5 Temmuz 2019 Cuma

Eski Yunan ile Roma


Eski
Yunan ile Roma döneminde kadına bakış ile Arapların kadına bakışı
arasında hiçbir fark yoktu. Kadın hep bir zevk unsuru, köle, cariye,
hizmetçi olarak görülmüştü. Hatta Avrat-Avret kelimesi bile saklanılması
gereken eşya-cinsel organ anlamına geliyordu. Eski Çin'de de durum
farklı değildi; hizmetçi olarak görülen kadınlara isim bile verilmez,
kadın bir, kadın iki, kadın 3 diye sayılırdı. Tanıklığı da kabul
edilmezdi. Ortaçağda kadın bilgelik yolunu seçmişse, vay haline; cadı
diye avlanırdı. Fakat yalnızca Türkler kadını bereket sembolü, yerin ve
göğün evladı olarak görmüştür. Katunun rızası ve imzası olmadan Kağanın
yaptığı anlaşma bile geçerli sayılmıyordu. Çin ile ilk anlaşmayı, Mete
Han'ın hatunu yaparken; Avrupa Hun Türklerinde resmi görüşmeleri
Attila'nın hatunu yapıyordu. Türk mitolojisinde ise kadın artık
tanrısallaşmıştır. Yaradılış destanında Ak Ana, sudan yaratma fikrini
Ülgen'e verirken, en meşhur figürlerden Umay Ana Orhun Yazıtlarında bile
yer almış. Nitekim yazıtlarda ''Umay gibi, annem hatunun şerefine küçük
kardeşime Kül Tigin adı verildi. Babam İlteriş kağan, anam İlbilge
hatunu Tengri yukarıdan idare ederek yükseltmiş.'' demektedir. Yine Türk
mitolojisinde Asena yol gösteri tanrıçayken, Ötügen ise toprak anaya
verilen isimlerden biridir. Dikkat edileceği üzere Türkler mezarlıkları
düz değil, yükseltilmiş ve yuvarlatılmış şekilde yapıyor. Bunun sebebi,
Türklerin yeniden doğuşa inanıyor olmasından ötürü mezarlıkları hamile
bir kadının karnına benzeterek, toprağın bir ana gibi tekrar insanı
doğuracak olmasına inanmasıdır. Türklerde kadın bu kadar kutsal bir
noktadayken, son 1000 yıl boyunca Türk kadınının resmi hakkı alınmış,
sosyal hayatı kısıtlanmış, eve kapatılmış, tanıklığı bile kalmamıştır.
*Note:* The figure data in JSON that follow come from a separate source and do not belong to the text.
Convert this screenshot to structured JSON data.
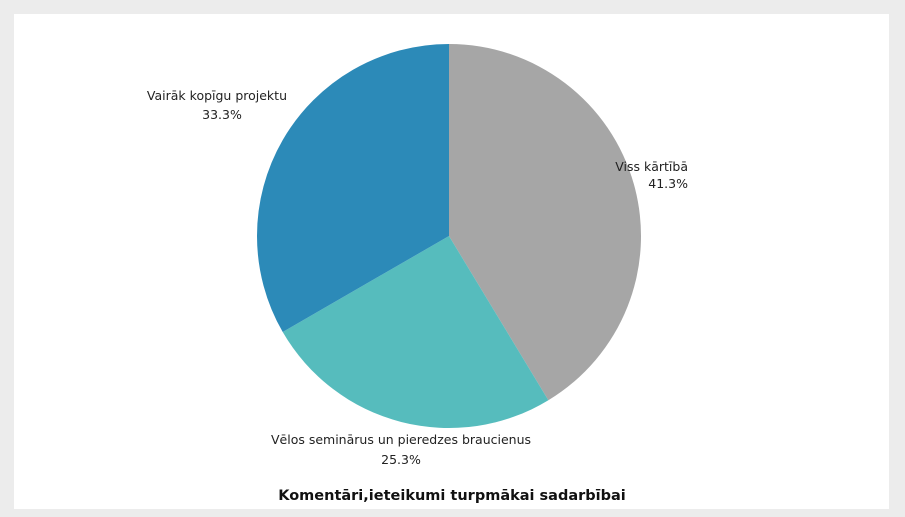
{
  "chart_data": {
    "type": "pie",
    "title": "Komentāri,ieteikumi turpmākai sadarbībai",
    "slices": [
      {
        "label": "Viss kārtībā",
        "value": 41.3,
        "value_label": "41.3%",
        "color": "#a6a6a6"
      },
      {
        "label": "Vēlos seminārus un pieredzes braucienus",
        "value": 25.3,
        "value_label": "25.3%",
        "color": "#56bcbd"
      },
      {
        "label": "Vairāk kopīgu projektu",
        "value": 33.3,
        "value_label": "33.3%",
        "color": "#2c8ab8"
      }
    ],
    "start_angle": "12 o'clock",
    "direction": "clockwise"
  }
}
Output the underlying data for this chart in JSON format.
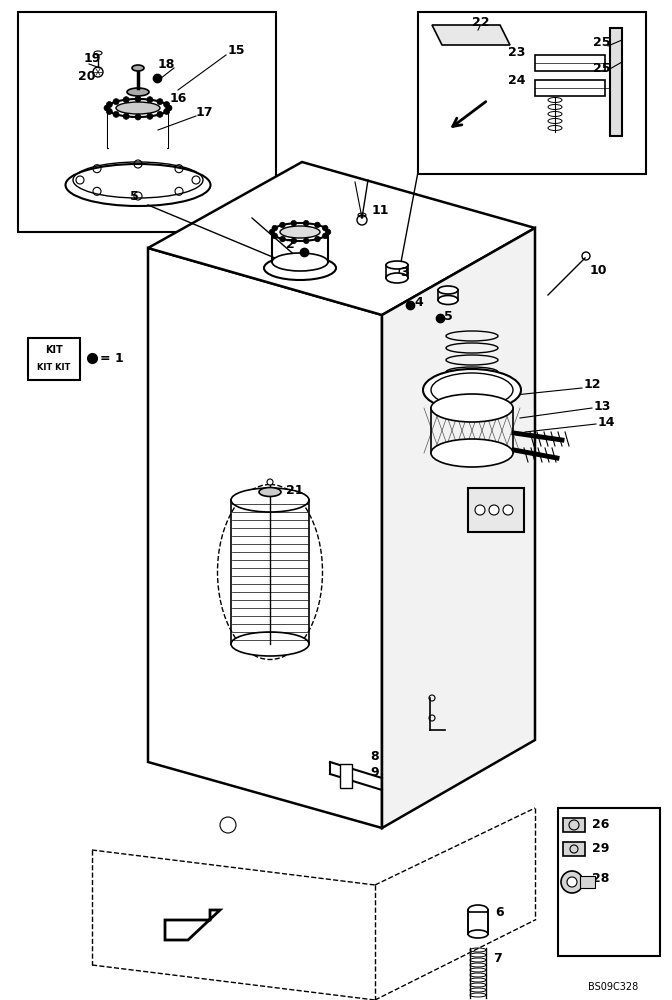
{
  "bg_color": "#ffffff",
  "line_color": "#000000",
  "fig_width": 6.72,
  "fig_height": 10.0,
  "dpi": 100,
  "watermark": "BS09C328"
}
Tüm bu hakikatleri, tüm bu tarihi gerçekleri tarihin en kanlı
savaşlarında bile bulduğu ilk fırsatta okumaktan geri durmamış bir adam,
1000 yıl sonra ilk defa ''Kadınların üzerindeki bütün baskıyı
kaldıracağım.'' dedi. Bunu dedi çünkü kadınların üretime katılmasıyla
devletin kârlı çıkacağını biliyordu. Kadınların üzerinden bütün baskıyı
kaldırmakla medeniyetin yeniden doğacağını biliyordu; çünkü kadın
medeniyet demekti. Bütün baskılar kaldırıldı. Kadına giyim kuşam
özgürlüğü verdi. Kadını üretime kattı. Kadına bir soyadı verdi. Ona
tanıklık hakkı vermekle kalmadı, onu avukat yaptı, hakim yaptı. Kadını
toplumlara öğretmen yaptı. 1000 yıl sonra tek bir adam bunu yaptı.